Patients with advanced hepatitis C virus are at risk of death and are candidates for liver transplantation.
After transplantation, hepatitis C recurs and may rapidly progress to cirrhosis and graft loss.
Treatment is needed to prevent progression of disease and minimize recurrence after liver transplantation.
Dr Everson and colleagues from Denver of antiviral therapy in the treatment of patients with advanced hepatits C.
The researchers evaluated the effectiveness, tolerability, and outcome of a low accelerating dose regimen.
The research team treated 124 patients, of which 81 were male between the ages of 37 and 71 years, with low accelerating dose regimen.
|Sustained virological response was 13% in patients infected with genotype 1 hepatitis C|
The team reported that 63% had clinical complications of cirrhosis including ascites, spontaneous bacterial peritonitis, varices, variceal hemorrhage, and encephalopathy.
The mean Child-Turcotte-Pugh score was 7, and the mean MELD score was 11.

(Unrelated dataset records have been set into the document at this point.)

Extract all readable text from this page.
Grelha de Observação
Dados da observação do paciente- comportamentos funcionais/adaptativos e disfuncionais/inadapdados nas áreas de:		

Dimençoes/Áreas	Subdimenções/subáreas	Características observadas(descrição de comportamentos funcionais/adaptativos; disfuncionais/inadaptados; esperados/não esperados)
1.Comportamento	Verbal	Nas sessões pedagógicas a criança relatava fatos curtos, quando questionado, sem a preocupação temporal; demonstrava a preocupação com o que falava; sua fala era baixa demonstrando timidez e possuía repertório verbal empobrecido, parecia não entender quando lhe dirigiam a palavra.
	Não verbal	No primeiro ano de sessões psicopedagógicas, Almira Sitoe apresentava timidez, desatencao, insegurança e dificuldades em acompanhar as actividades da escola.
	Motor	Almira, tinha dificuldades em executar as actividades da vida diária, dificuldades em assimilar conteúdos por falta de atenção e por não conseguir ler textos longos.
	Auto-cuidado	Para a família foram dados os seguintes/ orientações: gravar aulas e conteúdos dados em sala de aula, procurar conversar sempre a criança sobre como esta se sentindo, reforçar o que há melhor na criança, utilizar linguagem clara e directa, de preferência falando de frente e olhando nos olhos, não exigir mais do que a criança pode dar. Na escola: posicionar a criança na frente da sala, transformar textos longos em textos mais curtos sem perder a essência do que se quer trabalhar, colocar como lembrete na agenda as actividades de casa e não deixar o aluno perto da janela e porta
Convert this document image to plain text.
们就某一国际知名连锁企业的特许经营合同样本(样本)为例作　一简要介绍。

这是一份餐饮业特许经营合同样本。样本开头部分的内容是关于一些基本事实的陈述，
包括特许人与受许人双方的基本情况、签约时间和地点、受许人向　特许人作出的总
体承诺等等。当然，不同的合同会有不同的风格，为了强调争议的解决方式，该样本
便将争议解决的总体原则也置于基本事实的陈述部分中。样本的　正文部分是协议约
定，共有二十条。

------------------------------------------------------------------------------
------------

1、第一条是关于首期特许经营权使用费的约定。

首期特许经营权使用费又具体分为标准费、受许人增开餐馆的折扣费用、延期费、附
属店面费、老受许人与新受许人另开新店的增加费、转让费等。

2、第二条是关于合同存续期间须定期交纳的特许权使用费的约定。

The team noted that 56 patients were Child-Turcotte-Pugh class A, 45 were class B, and 23 were class C.
The researchers observed that 46% were hepatitis C RNA-negative at end of treatment, and 24% were hepatitis C RNA-negative at last follow-up.
Sustained virological response occurred in 13% of patients infected with genotype 1 hepatitis C and 50% in patients infected with non-1 genotypes.
The researchers noted that with non-1 genotype, Child-Turcotte-Pugh class A, and ability to tolerate full dose and duration of treatment were predictors of sustained virological response.
In addition, the team found that 12 of 15 patients who were hepatitis C RNA-negative before transplantation remained hepatitis C RNA-negative 6 months or more after transplantation.
Dr Everson's team concludes, “In a sizeable proportion of patients with advanced hepatitis C, low accelerating dose regimen may render blood free of hepatitis C RNA, stabilize clinical course, and prevent posttransplantation recurrence.”